Nash took a hard drag on his smoke, keeping it in his lungs for a moment before blowing it out with a sigh. “Jerry won’t let her go without a fight. You know he’s looking at her like she’ll be a paycheck in a few years. We gotta get her dad to take her.”

Axel pinned him with a glare. “I fucking know, okay? I know!”

Nash’s mouth pulled into a grim line as he watched over me. But when he took in my big eyes, his expression softened. “Sorry it took us so long to come back this time. But we gotcha two boxes of Goldfish, Blissy girl. And candy too.”

I picked my head up off Axel’s shoulder. “Twizzlers?”

Axel chuckled. “Of course. They’re your favorite.”

Nash nodded in agreement.

I grinned at him, letting the promise of a belly full of my two favorite things wipe out the memories of my mother’s face and Jerry’s anger.

Everything was better when Axel and Nash were around.

We trudged through the woods around the trailer park, going deep enough that the lights no longer touched the darkness, and both boys turned on the flashlights on their cell phones.

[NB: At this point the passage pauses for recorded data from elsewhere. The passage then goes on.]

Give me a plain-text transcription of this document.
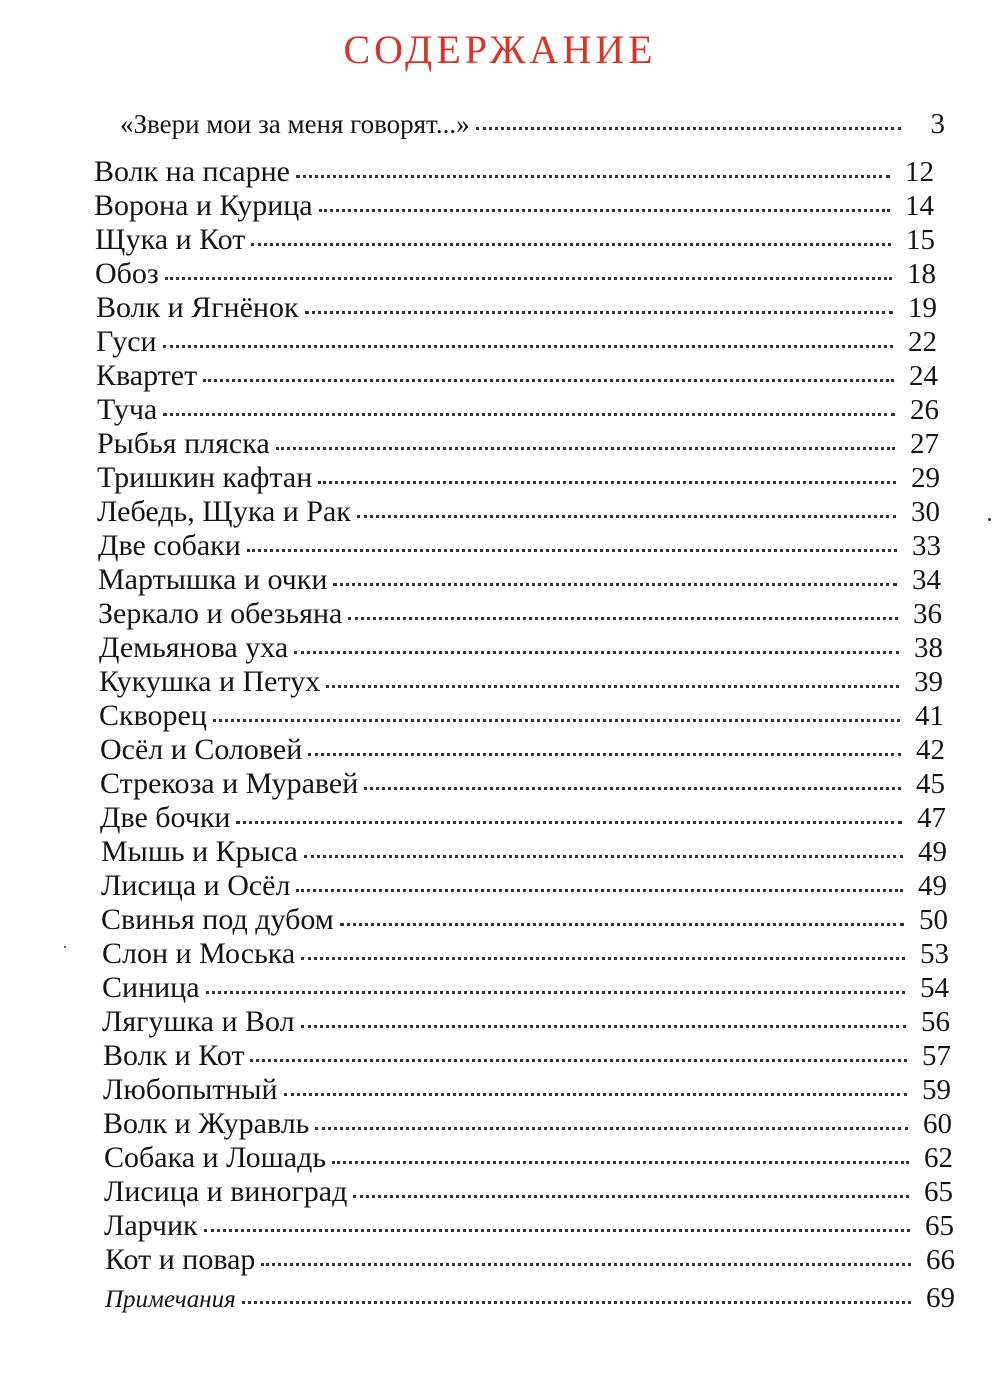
СОДЕРЖАНИЕ
«Звери мои за меня говорят...»	3
Волк на псарне	12
Ворона и Курица	14
Щука и Кот	15
Обоз	18
Волк и Ягнёнок	19
Гуси	22
Квартет	24
Туча	26
Рыбья пляска	27
Тришкин кафтан	29
Лебедь, Щука и Рак	30
Две собаки	33
Мартышка и очки	34
Зеркало и обезьяна	36
Демьянова уха	38
Кукушка и Петух	39
Скворец	41
Осёл и Соловей	42
Стрекоза и Муравей	45
Две бочки	47
Мышь и Крыса	49
Лисица и Осёл	49
Свинья под дубом	50
Слон и Моська	53
Синица	54
Лягушка и Вол	56
Волк и Кот	57
Любопытный	59
Волк и Журавль	60
Собака и Лошадь	62
Лисица и виноград	65
Ларчик	65
Кот и повар	66
Примечания	69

Eventually, their lights bounced over a small green tent, mostly hidden in the thick woods. Some leaves had accumulated on the tough green canvas since we’d last been here, but neither boy brushed them off. Axel dropped me to my feet and told me to wait while the two of them checked the ropes and pegs.

“It’s held up okay.” Axel stomped a boot down on one of the pegs, pressing it back into the dirt.

Nash tugged on a rope, tightening it. “She’s a good secret fort. The guy did say it was ex-army. Built to last.”

“He wasn’t wrong. It ain’t pretty, but it’s strong.”

“It is pretty,” I disagreed, finally speaking up. I tugged at the zipper and let myself inside. “It’s the best home I have.”